Troppi guai per colpa di troppe bandiere diverse. A lui stava bene. Meno di
sette mesi di missione e poi il resto dell'anno a casa con uno stipendio da
favola. Intanto i primi segnali finalmente giungevano. Il
computer prese a ticchettare quasi battesse i denti dal freddo e infine
una frase pulsante e luminosa apparve sul video principale:
SCIAME DI METEORE MEDIO-PICCOLE IN
ROTTA DI COLLISIONE
Joe sbuffò infastidito. Altre riparazioni in vista. Uno
schermo mostrò una zona dello spazio e localizzò lo sciame con un cerchietto
che andava lentamente ingrandendosi. Di lato in basso a destra due diverse
numerazioni. La prima scandiva i secondi al rovescio per l'impatto, la seconda
numerava velocemente le meteore rilevate. Lo schermo ausiliare era ovviamente
rimasto spento. L'uomo lo svegliò, poi digitò alcune istruzioni. Il computer le
recepì con la solita inumana efficienza e, chiesta conferma, fece rientrare
negli appositi alloggiamenti il 73% degli elementi esterni. Per il restante 27%
si sarebbe affidato alla fortuna anche se sapeva bene
che qualcosa ne sarebbe uscita rovinata.
Il
tempo passava lentamente e lo sciame s'ingrandiva sotto lo sguardo attento
dell'astronauta.

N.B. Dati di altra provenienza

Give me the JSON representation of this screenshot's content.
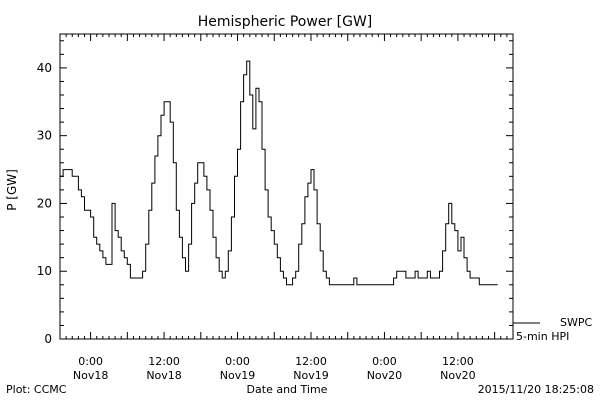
{
  "chart_data": {
    "type": "line",
    "title": "Hemispheric Power [GW]",
    "ylabel": "P [GW]",
    "xlabel": "Date and Time",
    "ylim": [
      0,
      45
    ],
    "xlim": [
      "2015-11-17T19:00",
      "2015-11-20T21:00"
    ],
    "yticks": [
      0,
      10,
      20,
      30,
      40
    ],
    "xticks": [
      {
        "time": "2015-11-18T00:00",
        "hour": "0:00",
        "date": "Nov18"
      },
      {
        "time": "2015-11-18T12:00",
        "hour": "12:00",
        "date": "Nov18"
      },
      {
        "time": "2015-11-19T00:00",
        "hour": "0:00",
        "date": "Nov19"
      },
      {
        "time": "2015-11-19T12:00",
        "hour": "12:00",
        "date": "Nov19"
      },
      {
        "time": "2015-11-20T00:00",
        "hour": "0:00",
        "date": "Nov20"
      },
      {
        "time": "2015-11-20T12:00",
        "hour": "12:00",
        "date": "Nov20"
      }
    ],
    "grid": false,
    "legend_position": "bottom-right",
    "series": [
      {
        "name": "SWPC",
        "label": "5-min HPI",
        "color": "#000000",
        "points": [
          [
            "2015-11-17T19:00",
            24
          ],
          [
            "2015-11-17T19:30",
            25
          ],
          [
            "2015-11-17T20:30",
            25
          ],
          [
            "2015-11-17T21:00",
            24
          ],
          [
            "2015-11-17T21:30",
            24
          ],
          [
            "2015-11-17T22:00",
            22
          ],
          [
            "2015-11-17T22:30",
            21
          ],
          [
            "2015-11-17T23:00",
            19
          ],
          [
            "2015-11-17T23:30",
            19
          ],
          [
            "2015-11-18T00:00",
            18
          ],
          [
            "2015-11-18T00:30",
            15
          ],
          [
            "2015-11-18T01:00",
            14
          ],
          [
            "2015-11-18T01:30",
            13
          ],
          [
            "2015-11-18T02:00",
            12
          ],
          [
            "2015-11-18T02:30",
            11
          ],
          [
            "2015-11-18T03:00",
            11
          ],
          [
            "2015-11-18T03:30",
            20
          ],
          [
            "2015-11-18T04:00",
            16
          ],
          [
            "2015-11-18T04:30",
            15
          ],
          [
            "2015-11-18T05:00",
            13
          ],
          [
            "2015-11-18T05:30",
            12
          ],
          [
            "2015-11-18T06:00",
            11
          ],
          [
            "2015-11-18T06:30",
            9
          ],
          [
            "2015-11-18T08:00",
            9
          ],
          [
            "2015-11-18T08:30",
            10
          ],
          [
            "2015-11-18T09:00",
            14
          ],
          [
            "2015-11-18T09:30",
            19
          ],
          [
            "2015-11-18T10:00",
            23
          ],
          [
            "2015-11-18T10:30",
            27
          ],
          [
            "2015-11-18T11:00",
            30
          ],
          [
            "2015-11-18T11:30",
            33
          ],
          [
            "2015-11-18T12:00",
            35
          ],
          [
            "2015-11-18T12:30",
            35
          ],
          [
            "2015-11-18T13:00",
            32
          ],
          [
            "2015-11-18T13:30",
            26
          ],
          [
            "2015-11-18T14:00",
            19
          ],
          [
            "2015-11-18T14:30",
            15
          ],
          [
            "2015-11-18T15:00",
            12
          ],
          [
            "2015-11-18T15:30",
            10
          ],
          [
            "2015-11-18T16:00",
            14
          ],
          [
            "2015-11-18T16:30",
            20
          ],
          [
            "2015-11-18T17:00",
            23
          ],
          [
            "2015-11-18T17:30",
            26
          ],
          [
            "2015-11-18T18:00",
            26
          ],
          [
            "2015-11-18T18:30",
            24
          ],
          [
            "2015-11-18T19:00",
            22
          ],
          [
            "2015-11-18T19:30",
            19
          ],
          [
            "2015-11-18T20:00",
            15
          ],
          [
            "2015-11-18T20:30",
            12
          ],
          [
            "2015-11-18T21:00",
            10
          ],
          [
            "2015-11-18T21:30",
            9
          ],
          [
            "2015-11-18T22:00",
            10
          ],
          [
            "2015-11-18T22:30",
            13
          ],
          [
            "2015-11-18T23:00",
            18
          ],
          [
            "2015-11-18T23:30",
            24
          ],
          [
            "2015-11-19T00:00",
            28
          ],
          [
            "2015-11-19T00:30",
            35
          ],
          [
            "2015-11-19T01:00",
            39
          ],
          [
            "2015-11-19T01:30",
            41
          ],
          [
            "2015-11-19T02:00",
            36
          ],
          [
            "2015-11-19T02:30",
            31
          ],
          [
            "2015-11-19T03:00",
            37
          ],
          [
            "2015-11-19T03:30",
            35
          ],
          [
            "2015-11-19T04:00",
            28
          ],
          [
            "2015-11-19T04:30",
            22
          ],
          [
            "2015-11-19T05:00",
            18
          ],
          [
            "2015-11-19T05:30",
            16
          ],
          [
            "2015-11-19T06:00",
            14
          ],
          [
            "2015-11-19T06:30",
            12
          ],
          [
            "2015-11-19T07:00",
            10
          ],
          [
            "2015-11-19T07:30",
            9
          ],
          [
            "2015-11-19T08:00",
            8
          ],
          [
            "2015-11-19T08:30",
            8
          ],
          [
            "2015-11-19T09:00",
            9
          ],
          [
            "2015-11-19T09:30",
            10
          ],
          [
            "2015-11-19T10:00",
            14
          ],
          [
            "2015-11-19T10:30",
            17
          ],
          [
            "2015-11-19T11:00",
            21
          ],
          [
            "2015-11-19T11:30",
            23
          ],
          [
            "2015-11-19T12:00",
            25
          ],
          [
            "2015-11-19T12:30",
            22
          ],
          [
            "2015-11-19T13:00",
            17
          ],
          [
            "2015-11-19T13:30",
            13
          ],
          [
            "2015-11-19T14:00",
            10
          ],
          [
            "2015-11-19T14:30",
            9
          ],
          [
            "2015-11-19T15:00",
            8
          ],
          [
            "2015-11-19T18:30",
            8
          ],
          [
            "2015-11-19T19:00",
            9
          ],
          [
            "2015-11-19T19:30",
            8
          ],
          [
            "2015-11-20T01:00",
            8
          ],
          [
            "2015-11-20T01:30",
            9
          ],
          [
            "2015-11-20T02:00",
            10
          ],
          [
            "2015-11-20T03:00",
            10
          ],
          [
            "2015-11-20T03:30",
            9
          ],
          [
            "2015-11-20T04:30",
            9
          ],
          [
            "2015-11-20T05:00",
            10
          ],
          [
            "2015-11-20T05:30",
            9
          ],
          [
            "2015-11-20T06:30",
            9
          ],
          [
            "2015-11-20T07:00",
            10
          ],
          [
            "2015-11-20T07:30",
            9
          ],
          [
            "2015-11-20T08:30",
            9
          ],
          [
            "2015-11-20T09:00",
            10
          ],
          [
            "2015-11-20T09:30",
            13
          ],
          [
            "2015-11-20T10:00",
            17
          ],
          [
            "2015-11-20T10:30",
            20
          ],
          [
            "2015-11-20T11:00",
            17
          ],
          [
            "2015-11-20T11:30",
            16
          ],
          [
            "2015-11-20T12:00",
            13
          ],
          [
            "2015-11-20T12:30",
            15
          ],
          [
            "2015-11-20T13:00",
            12
          ],
          [
            "2015-11-20T13:30",
            10
          ],
          [
            "2015-11-20T14:00",
            9
          ],
          [
            "2015-11-20T15:00",
            9
          ],
          [
            "2015-11-20T15:30",
            8
          ],
          [
            "2015-11-20T18:30",
            8
          ]
        ]
      }
    ]
  },
  "footer": {
    "left": "Plot: CCMC",
    "center": "Date and Time",
    "right": "2015/11/20 18:25:08"
  }
}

Man mano che le meteore si facevano più vicine il computer di
bordo riversava sullo schermo 2 un mare di dati che venivano
tutti immagazzinati nella memoria centrale. Rotta, composizione, velocità,
diametro medio, minimo e massimo. E finalmente giunsero.
E
andarono oltre in una frazione di secondo. Solo un leggerissimo crepitio.
E
quasi contemporaneamente tre spie gialle presero a pulsare.
–
Eccoti sistemato per le prossime ore. – si disse sospirando. Soltanto lui
sapeva bene quanto l'infastidisse interrompere la
solita routine quotidiana.
Rimise
fuori tutti gli apparecchi. Accese le telecamere 3 e 4 e chiese la posizione
delle zone colpite. Non aveva finito di battere la domanda che le solite
scritte apparvero sullo schermo:
CONDOTTO SCARICO RIFIUTI 4 SETTORE C-5-J
ANTENNA PUNTAMENTO CELLULE
SOLARI 23 SETTORE F-2-H
TELECAMERA I
SETTORE F-3-W
Il
primo e il terzo guasto non lo preoccuparono per nulla. Il secondo era da
ripararsi al più presto. L 'energia era tutto in
quella scatola di latta. In ogni caso cominciò dal primo che era riparabile
dall'interno. Un meteorite aveva urtato il portello esterno del condotto di
scarico facendolo aprire. C'era anche la possibilità che fosse
saltato del tutto, ma poco importava. Sigillò il portello interno in
modo che non vi fossero perdite. E così poteva restare sino al rientro. Era già
tanto tenere in funzione il condotto scarico rifiuti 1. L'antenna per il puntamento
era stata tranciata di netto, mentre la telecamera aveva avuto il supporto
semplicemente inclinato.
Attese
ancora qualche istante davanti allo schermo per verificare se ci fossero danni
ad altri apparecchi, ma per fortuna nulla apparve sul video. Allora fece
rientrare i pannelli con i pezzi danneggiati e, indossata la tuta, si apprestò
a ripararli. Per qualche ora poteva disattivarli. Avrebbe reso un po' cieca
l'astronave, ma era un lavoro che andava fatto. Attraverso la fitta rete di
condotti periferici, come grandi capillari dell'astronave, raggiunse il settore
dell'antenna e la sostituì. Più difficile del previsto fu raddrizzare il
supporto della telecamera. Mentre lavorava il suo sguardo salì un attimo al
cielo nero attraverso la stretta apertura del settore e pensò a quanto fosse rischioso un tempo effettuare riparazioni di quel
genere uscendo nello spazio. Lo sguardo scivolò al pianeta ancora lontano. Era
davvero bello, con quell'aspetto vagamente cupo.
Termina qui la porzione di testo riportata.